In 2013, GSA launched its $1.7 billion Trend following fund that only charged a 0.5% flat management fee compared to norms of hedge funds that charged a 2% management fee and a 20% performance fee. Initially it invested in conventional markets such as currencies, bonds and equities and later on moved into alternative investments such as interest rate swaps.

In 2015, XTX Markets was spun out of GSA.

In January 2016, GSA split its £110 million profit among its staff.

In July 2019, Financial Times reported that GSA had created “Alpha Capture” programme that imported human intuition into its algorithmic trading models. GSA also set up an internal “TradeLab” for deeper parsing of the data, hiring a few of the traders and salespeople as non-quant “discretionary” portfolio managers.

In October 2021, GSA stated it would be investing in cryptocurrencies.

In November 2021, GSA announced it would transition from a hedge fund to a private trading firm to focus on better performing strategies as well as returns and would return capital to external investors.

Since 2010, the firm had only hired 25 out of 5,000 applicants. Many of its employees have PhDs in mathematics.

==Disputes==

=== Thomson Reuters ===
Lucid Markets, a rival high-frequency trading firm broke Thomson Reuters' trading system rules by hooking up several servers to the platform at once which allowed Lucid Markets to obtain vital trading data just ahead of its competitors.

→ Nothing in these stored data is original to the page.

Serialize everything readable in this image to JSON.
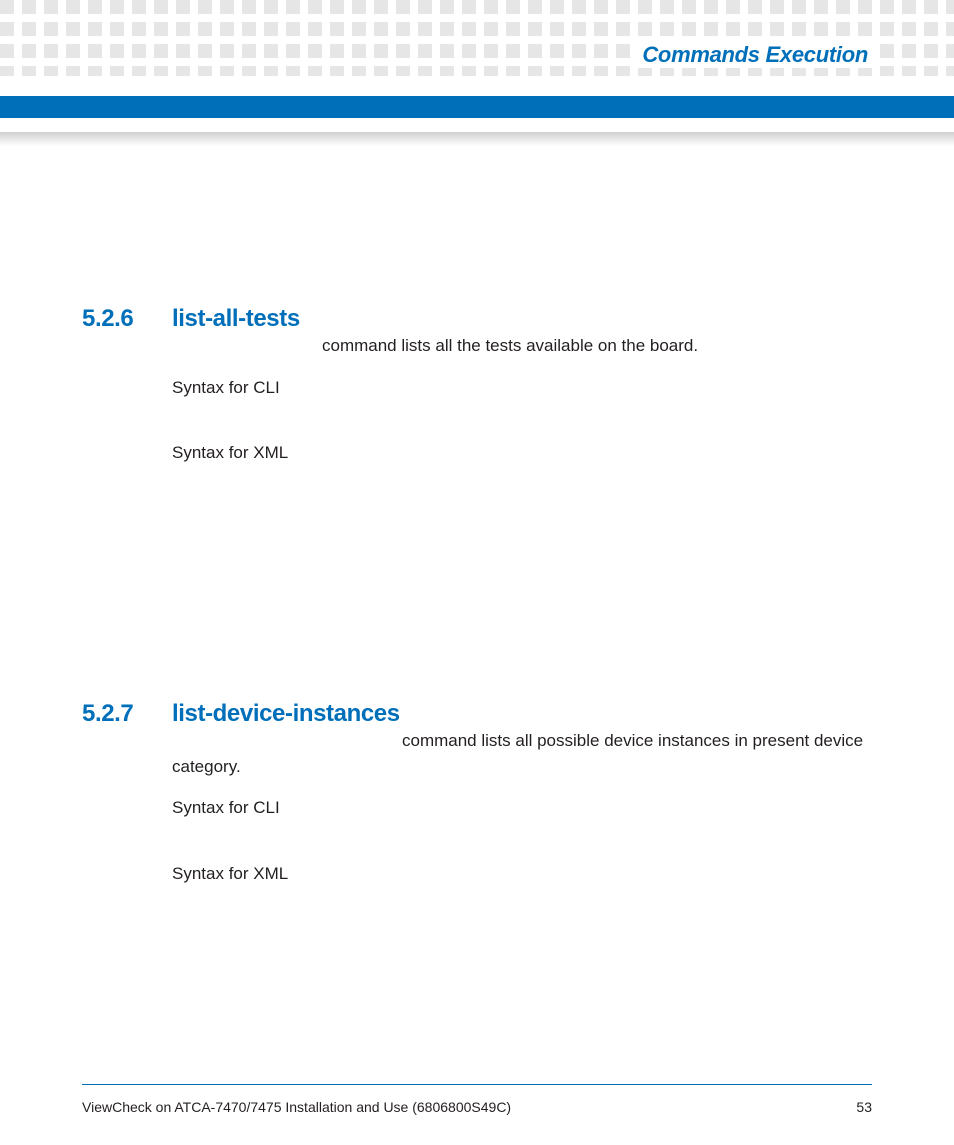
{
  "header": {
    "title": "Commands Execution"
  },
  "sections": [
    {
      "number": "5.2.6",
      "title": "list-all-tests",
      "description": " command lists all the tests available on the board.",
      "syntax_cli_label": "Syntax for CLI",
      "syntax_xml_label": "Syntax for XML"
    },
    {
      "number": "5.2.7",
      "title": "list-device-instances",
      "description": " command lists all possible device instances in present device category.",
      "syntax_cli_label": "Syntax for CLI",
      "syntax_xml_label": "Syntax for XML"
    }
  ],
  "footer": {
    "doc_title": "ViewCheck on ATCA-7470/7475 Installation and Use (6806800S49C)",
    "page_number": "53"
  }
}
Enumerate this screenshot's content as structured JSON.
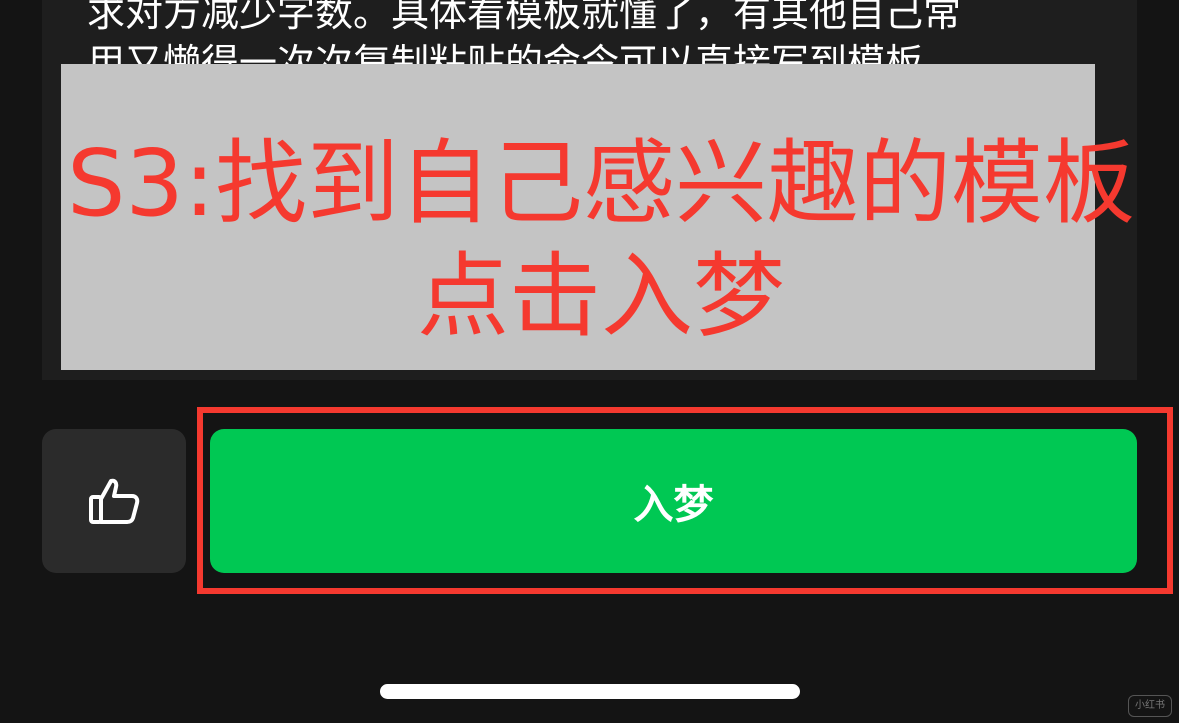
{
  "card": {
    "lines": [
      "求对方减少字数。具体看模板就懂了，有其他自己常",
      "用又懒得一次次复制粘贴的命令可以直接写到模板"
    ]
  },
  "overlay": {
    "line1": "S3:找到自己感兴趣的模板",
    "line2": "点击入梦"
  },
  "buttons": {
    "like_icon": "thumbs-up-icon",
    "enter_label": "入梦"
  },
  "watermark": {
    "text": "小红书"
  },
  "colors": {
    "background": "#141414",
    "card": "#1e1e1e",
    "overlay": "#c4c4c4",
    "annotation_red": "#f5392f",
    "button_green": "#00c853",
    "like_button_bg": "#2b2b2b"
  }
}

In response Thomson Reuters briefly suspended Lucid Markets in December 2012. However, GSA stated the suspension was not severe enough and protested by refusing to post prices of its trades on Thomson Reuters' system.

=== Citadel Securities ===
In December 2019, Citadel Securities sued GSA for $40 million over claims it obtained a secret trading strategy from Vedat Cologlu, a senior trader at Citadel Securities who it attempted to recruit while using texts and WhatsApp messages to hide all traces of the plan. Citadel Securities also wanted to block GSA from using the trading strategy. According to Citadel Securities, the automated trading model known as the ABC Strategy cost it $100 million to develop and only 15 of its 3,000 employees had access to it. It was generating over $50 million a year trading stocks in the U.S. and Europe. GSA stated there was nothing in the trading strategy that would enable it to reverse engineer the trading model. GSA also bought a counterclaim alleging Citadel Securities had acted hypocritically when it attempted to hire one of GSA's traders in 2019 and sought accounting data from him.

In June 2021, the two parties reached a settlement out of court for all the claims which ended the lawsuit. Cologlu said in an email he signed a confidential settlement with Citadel Securities "with no admission of liability on my part."